Tonal languages, such as Mandarin, Cantonese, Vietnamese, or Thai, are among the most difficult to synthesize. In these languages, the meaning of a word can change completely depending on the pitch (or tone) at which it is pronounced. For example, in Mandarin, the sound "ma" can mean "mother", "hemp", "horse", or "to scold" depending on the tone used. A TTS engine must not only pronounce the sound correctly, but also apply the correct tone according to the context, which is a major challenge.

Agglutinative languages

Agglutinative languages, such as Turkish, Finnish, Hungarian, or Japanese, have the particularity of forming very long words by adding a series of prefixes and suffixes to a root. A single word can thus correspond to a whole sentence in English. For example, in Turkish, the word "Çekoslovakyalılaştıramadıklarımızdan mısınız" means "Are you one of those that we could not Czechoslovakianize?". For a TTS engine, this means that it must be able to break down these complex words to understand their structure and pronunciation, which is much more difficult than working with shorter, more isolated words.

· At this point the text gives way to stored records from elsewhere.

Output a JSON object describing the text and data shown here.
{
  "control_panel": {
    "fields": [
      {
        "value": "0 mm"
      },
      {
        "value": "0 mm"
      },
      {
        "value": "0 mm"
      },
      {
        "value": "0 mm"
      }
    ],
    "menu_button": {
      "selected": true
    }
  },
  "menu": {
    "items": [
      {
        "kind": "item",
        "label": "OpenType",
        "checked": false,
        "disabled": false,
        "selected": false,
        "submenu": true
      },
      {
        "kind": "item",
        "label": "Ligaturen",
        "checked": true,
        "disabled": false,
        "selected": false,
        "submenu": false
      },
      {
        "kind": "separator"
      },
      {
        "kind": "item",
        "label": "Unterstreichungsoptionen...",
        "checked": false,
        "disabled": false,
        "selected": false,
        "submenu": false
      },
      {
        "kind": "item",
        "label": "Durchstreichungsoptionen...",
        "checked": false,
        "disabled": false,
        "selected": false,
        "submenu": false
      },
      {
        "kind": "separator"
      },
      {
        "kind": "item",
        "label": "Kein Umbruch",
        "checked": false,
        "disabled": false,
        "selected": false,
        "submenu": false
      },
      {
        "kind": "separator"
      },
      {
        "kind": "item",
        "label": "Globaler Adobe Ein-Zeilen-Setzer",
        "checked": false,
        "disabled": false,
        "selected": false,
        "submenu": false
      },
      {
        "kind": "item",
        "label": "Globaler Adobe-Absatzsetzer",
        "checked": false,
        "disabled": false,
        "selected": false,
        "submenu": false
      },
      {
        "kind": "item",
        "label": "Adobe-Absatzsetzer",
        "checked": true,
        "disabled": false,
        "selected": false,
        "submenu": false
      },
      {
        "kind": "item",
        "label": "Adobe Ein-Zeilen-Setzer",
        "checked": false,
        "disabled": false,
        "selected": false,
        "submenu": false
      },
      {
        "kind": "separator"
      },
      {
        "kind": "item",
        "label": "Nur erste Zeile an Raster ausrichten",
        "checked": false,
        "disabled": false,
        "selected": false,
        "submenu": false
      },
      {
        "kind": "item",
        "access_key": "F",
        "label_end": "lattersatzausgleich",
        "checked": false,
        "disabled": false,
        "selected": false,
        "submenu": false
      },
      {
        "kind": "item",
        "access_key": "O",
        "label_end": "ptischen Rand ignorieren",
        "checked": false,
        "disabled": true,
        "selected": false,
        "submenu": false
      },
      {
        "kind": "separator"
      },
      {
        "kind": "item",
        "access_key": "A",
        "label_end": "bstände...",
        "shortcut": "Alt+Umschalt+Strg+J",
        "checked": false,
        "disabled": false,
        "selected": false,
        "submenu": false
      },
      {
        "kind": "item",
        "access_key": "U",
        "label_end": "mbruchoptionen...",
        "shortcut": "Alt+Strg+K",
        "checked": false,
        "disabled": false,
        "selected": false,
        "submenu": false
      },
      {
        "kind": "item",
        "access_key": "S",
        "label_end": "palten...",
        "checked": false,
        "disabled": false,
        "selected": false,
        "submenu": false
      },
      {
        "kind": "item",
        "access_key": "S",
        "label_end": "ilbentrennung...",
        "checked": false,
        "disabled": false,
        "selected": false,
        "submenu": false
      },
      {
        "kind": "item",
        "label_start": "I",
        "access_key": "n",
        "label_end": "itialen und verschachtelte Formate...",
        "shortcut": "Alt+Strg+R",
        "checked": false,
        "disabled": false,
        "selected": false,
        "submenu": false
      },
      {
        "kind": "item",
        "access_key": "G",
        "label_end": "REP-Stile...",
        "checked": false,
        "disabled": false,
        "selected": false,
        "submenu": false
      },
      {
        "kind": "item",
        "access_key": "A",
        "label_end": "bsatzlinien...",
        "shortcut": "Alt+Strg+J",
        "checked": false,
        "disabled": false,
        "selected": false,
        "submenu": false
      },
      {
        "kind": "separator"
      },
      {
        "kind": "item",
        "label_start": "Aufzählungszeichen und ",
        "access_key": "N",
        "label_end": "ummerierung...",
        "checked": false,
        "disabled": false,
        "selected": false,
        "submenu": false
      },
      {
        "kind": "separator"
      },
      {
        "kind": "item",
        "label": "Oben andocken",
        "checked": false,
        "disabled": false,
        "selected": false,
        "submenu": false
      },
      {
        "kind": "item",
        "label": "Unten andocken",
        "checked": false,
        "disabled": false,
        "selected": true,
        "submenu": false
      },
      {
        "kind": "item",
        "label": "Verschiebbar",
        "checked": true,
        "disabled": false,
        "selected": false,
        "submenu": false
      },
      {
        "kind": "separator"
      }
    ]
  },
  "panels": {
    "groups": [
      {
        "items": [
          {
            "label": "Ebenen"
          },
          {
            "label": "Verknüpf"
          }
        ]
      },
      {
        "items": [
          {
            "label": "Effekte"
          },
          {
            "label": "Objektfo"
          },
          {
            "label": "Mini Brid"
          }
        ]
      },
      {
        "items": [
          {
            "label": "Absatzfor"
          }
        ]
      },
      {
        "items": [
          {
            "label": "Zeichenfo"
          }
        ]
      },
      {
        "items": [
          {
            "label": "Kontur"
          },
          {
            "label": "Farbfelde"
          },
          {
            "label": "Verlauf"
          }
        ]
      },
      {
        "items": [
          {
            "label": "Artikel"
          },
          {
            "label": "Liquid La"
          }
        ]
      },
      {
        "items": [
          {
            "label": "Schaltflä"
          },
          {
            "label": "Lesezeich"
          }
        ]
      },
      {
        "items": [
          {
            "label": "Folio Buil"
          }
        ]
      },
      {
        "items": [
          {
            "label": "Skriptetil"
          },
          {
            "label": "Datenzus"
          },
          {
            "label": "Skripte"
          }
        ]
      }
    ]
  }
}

Languages with complex writing systems

Some languages have writing systems that do not correspond directly to pronunciation. In Arabic, for example, short vowels are generally not written, and the reader must deduce them from the context. A TTS engine must therefore be able to analyze the grammar and context to guess the missing vowels and pronounce the word correctly. Similarly, languages like Japanese use several writing systems (kanji, hiragana, katakana) that must be interpreted correctly.

Lack of data

Finally, one of the biggest obstacles to high-quality speech synthesis for many languages is simply the lack of data. Neural TTS models need huge amounts of audio recordings to be trained. For less common or less studied languages, it can be very difficult to collect enough data to create a high-performing model. This is why the quality of speech synthesis is often better for languages like English, Spanish, or Mandarin, for which data is abundant.

Conclusion

Speech synthesis is a constantly evolving field, and researchers are working tirelessly to overcome these linguistic challenges. Thanks to new model architectures, to few-shot learning techniques, and to efforts to collect data in a greater number of languages, high-quality speech synthesis is gradually becoming a reality for all the world's languages, and not just the most common ones.